When can the CA be used to design and implement poverty reduction programmes?

Capabilities-based participatory appraisal methodology such as focus groups can be integrated into all stages of the poverty alleviation programme’s project cycle. Interviews with groups may be more instructive than those with individuals because group members have an overlapping spread of knowledge, covering a wider field than any single person (Chambers 1997). Furthermore, Keleman, Hellin and Bellon (2009) note that focus groups can be a rapid and resource-efficient way of gathering information about complex relationships. Figure one shows the circular nature of a typical project cycle of a development project.

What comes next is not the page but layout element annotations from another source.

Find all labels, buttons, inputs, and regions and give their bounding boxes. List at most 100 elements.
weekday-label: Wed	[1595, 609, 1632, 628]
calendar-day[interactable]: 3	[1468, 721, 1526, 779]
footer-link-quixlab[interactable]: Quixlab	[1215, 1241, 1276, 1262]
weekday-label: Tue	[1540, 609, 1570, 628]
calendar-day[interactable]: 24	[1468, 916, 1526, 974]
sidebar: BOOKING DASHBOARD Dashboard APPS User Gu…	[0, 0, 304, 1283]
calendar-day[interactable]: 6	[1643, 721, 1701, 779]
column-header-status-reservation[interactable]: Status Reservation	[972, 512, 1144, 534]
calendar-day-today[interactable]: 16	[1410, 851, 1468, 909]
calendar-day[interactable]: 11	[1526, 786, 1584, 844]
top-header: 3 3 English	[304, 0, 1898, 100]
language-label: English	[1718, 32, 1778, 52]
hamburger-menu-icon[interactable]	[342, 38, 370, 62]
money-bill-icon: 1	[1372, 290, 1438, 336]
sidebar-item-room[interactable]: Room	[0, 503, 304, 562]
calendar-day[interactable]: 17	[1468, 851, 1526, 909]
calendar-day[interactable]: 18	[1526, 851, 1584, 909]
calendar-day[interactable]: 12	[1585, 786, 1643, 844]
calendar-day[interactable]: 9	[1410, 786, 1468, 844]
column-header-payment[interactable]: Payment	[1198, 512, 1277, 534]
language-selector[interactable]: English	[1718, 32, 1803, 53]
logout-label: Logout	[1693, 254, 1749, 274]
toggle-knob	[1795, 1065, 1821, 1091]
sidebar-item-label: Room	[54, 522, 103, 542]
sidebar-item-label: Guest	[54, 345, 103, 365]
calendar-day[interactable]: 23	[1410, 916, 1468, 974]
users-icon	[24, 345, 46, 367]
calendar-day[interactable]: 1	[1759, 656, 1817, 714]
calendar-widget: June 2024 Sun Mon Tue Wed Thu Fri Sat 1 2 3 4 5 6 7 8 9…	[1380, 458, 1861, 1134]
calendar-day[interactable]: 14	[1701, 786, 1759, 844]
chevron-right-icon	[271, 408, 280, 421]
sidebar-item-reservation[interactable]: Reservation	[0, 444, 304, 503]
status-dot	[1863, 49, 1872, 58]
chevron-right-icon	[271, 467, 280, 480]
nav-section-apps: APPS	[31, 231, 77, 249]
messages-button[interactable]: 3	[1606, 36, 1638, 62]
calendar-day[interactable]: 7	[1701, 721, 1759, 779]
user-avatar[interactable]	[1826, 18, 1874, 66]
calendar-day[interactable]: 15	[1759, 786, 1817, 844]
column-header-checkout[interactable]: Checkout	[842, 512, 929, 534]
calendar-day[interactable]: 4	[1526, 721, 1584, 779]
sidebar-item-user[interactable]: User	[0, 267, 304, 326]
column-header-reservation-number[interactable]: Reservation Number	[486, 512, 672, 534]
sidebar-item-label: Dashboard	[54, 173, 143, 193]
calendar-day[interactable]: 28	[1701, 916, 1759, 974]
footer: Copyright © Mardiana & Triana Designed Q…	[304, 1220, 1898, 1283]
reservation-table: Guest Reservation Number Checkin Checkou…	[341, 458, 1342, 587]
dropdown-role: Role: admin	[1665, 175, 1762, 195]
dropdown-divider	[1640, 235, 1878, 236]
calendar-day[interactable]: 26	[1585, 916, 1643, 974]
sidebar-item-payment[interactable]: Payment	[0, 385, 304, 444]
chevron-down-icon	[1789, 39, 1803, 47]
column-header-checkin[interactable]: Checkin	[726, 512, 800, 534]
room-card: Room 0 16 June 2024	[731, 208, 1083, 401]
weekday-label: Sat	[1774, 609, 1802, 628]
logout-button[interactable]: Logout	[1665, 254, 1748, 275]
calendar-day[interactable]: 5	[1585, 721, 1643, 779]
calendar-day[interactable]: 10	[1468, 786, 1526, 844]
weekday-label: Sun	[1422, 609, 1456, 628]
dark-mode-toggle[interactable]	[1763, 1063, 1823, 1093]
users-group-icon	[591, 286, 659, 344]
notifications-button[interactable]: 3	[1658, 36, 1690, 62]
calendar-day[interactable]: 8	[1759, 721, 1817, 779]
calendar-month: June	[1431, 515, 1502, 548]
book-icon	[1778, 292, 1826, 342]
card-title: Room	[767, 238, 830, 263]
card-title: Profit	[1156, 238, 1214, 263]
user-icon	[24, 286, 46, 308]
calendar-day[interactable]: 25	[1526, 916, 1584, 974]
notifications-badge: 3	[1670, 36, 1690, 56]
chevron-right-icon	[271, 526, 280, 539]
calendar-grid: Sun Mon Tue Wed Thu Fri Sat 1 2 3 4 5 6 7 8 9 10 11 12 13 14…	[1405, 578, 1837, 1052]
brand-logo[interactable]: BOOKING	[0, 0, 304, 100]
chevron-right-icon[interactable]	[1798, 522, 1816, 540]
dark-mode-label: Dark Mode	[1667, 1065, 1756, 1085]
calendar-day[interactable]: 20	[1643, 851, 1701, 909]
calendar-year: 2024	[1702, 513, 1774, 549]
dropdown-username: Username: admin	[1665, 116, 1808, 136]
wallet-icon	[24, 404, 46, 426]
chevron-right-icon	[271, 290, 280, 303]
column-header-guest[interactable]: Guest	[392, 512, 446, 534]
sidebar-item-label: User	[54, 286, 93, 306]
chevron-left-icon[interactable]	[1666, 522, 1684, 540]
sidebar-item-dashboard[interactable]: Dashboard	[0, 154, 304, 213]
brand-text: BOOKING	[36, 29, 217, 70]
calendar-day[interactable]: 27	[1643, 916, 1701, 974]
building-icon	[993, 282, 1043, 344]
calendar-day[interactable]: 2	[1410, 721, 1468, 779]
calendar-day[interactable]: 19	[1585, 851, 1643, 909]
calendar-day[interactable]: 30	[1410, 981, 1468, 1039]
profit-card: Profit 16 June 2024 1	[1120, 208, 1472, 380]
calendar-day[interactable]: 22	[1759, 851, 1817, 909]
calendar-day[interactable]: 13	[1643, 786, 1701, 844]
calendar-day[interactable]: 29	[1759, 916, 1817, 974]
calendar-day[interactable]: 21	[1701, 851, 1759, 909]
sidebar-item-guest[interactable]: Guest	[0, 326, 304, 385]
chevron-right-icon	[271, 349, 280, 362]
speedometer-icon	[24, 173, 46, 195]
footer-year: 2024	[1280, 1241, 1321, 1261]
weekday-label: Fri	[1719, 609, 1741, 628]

Figure One: Stages of the Project Cycle of a Poverty Alleviation Programme

Illustration HD Insights Schischka

During the identification phase there is the opportunity to use preliminary focus groups to establish what are the aspirations and existing skills of the participants as well as foreseeing any possible difficulties. In the design phase, the focus groups can be used to develop aims and objectives and how to achieve them so as to ascertain an assessment of the expected impacts on the lives of the participants. Next in the implementation phase of a programme, regular focus groups can serve to evaluate the extent to which the hopes and expectations are eventuating at the same time as recording the expansion of capabilities that should be occurring (or not occurring). Adjustments to programmes may be made as appropriate when expectations are not being met or capabilities not expanding as expected. Focus groups in this phase of the project cycle also provide a valuable way of checking for the development of unexpected capabilities that may arise for the participants as the programme develops. As the process of development is ongoing the “completion” phase of the development cycle is actually the commencement phase of the next project. Focus group discussion at this stage allows the group to reflect on what they have achieved and the choices that have opened up for them. The field workers and the management of a development agency can aim to continually improve the design of future programmes for capability expansion with the ongoing input of their participants. In this way, there is greater opportunity for engaging participants in development programmes and of enhancing outcomes that they value.

Some general sources:

1. Alkire, S. 2002 Valuing Freedoms: Sen’s Capability Approach and Poverty Reduction, Oxford University Press, Oxford.
2. Chambers, R. 1995 ‘Poverty and livelihoods: Whose reality counts?’, Institute of Development Studies Discussion Paper, No. 347, January.
3. Chambers, R. 1997 Whose Reality Counts? Putting the First Last, Intermediate Technology Publications, London.
4. Keleman, A., Hellin, J. and Bellon, M.R. 2009 Maize Diversity, rural development and farmer’s practices:lessons from Chiapas, Mexico,The Geographical Journal Vol 175 no1 p52-70.
5. Schischka, J., Dalziel, P. and Saunders, C. 2008. Applying Sen’s Capabilities Approach to Poverty Alleviation Programs. Journal of Human Development Vol. 9 p229-246.
6. Sen, Amartya K. 1999 Development as Freedom. Alfred A. Knopf, New York.

Note: HD Insights are network members' contributions and do not necessarily represent the views of UNDP.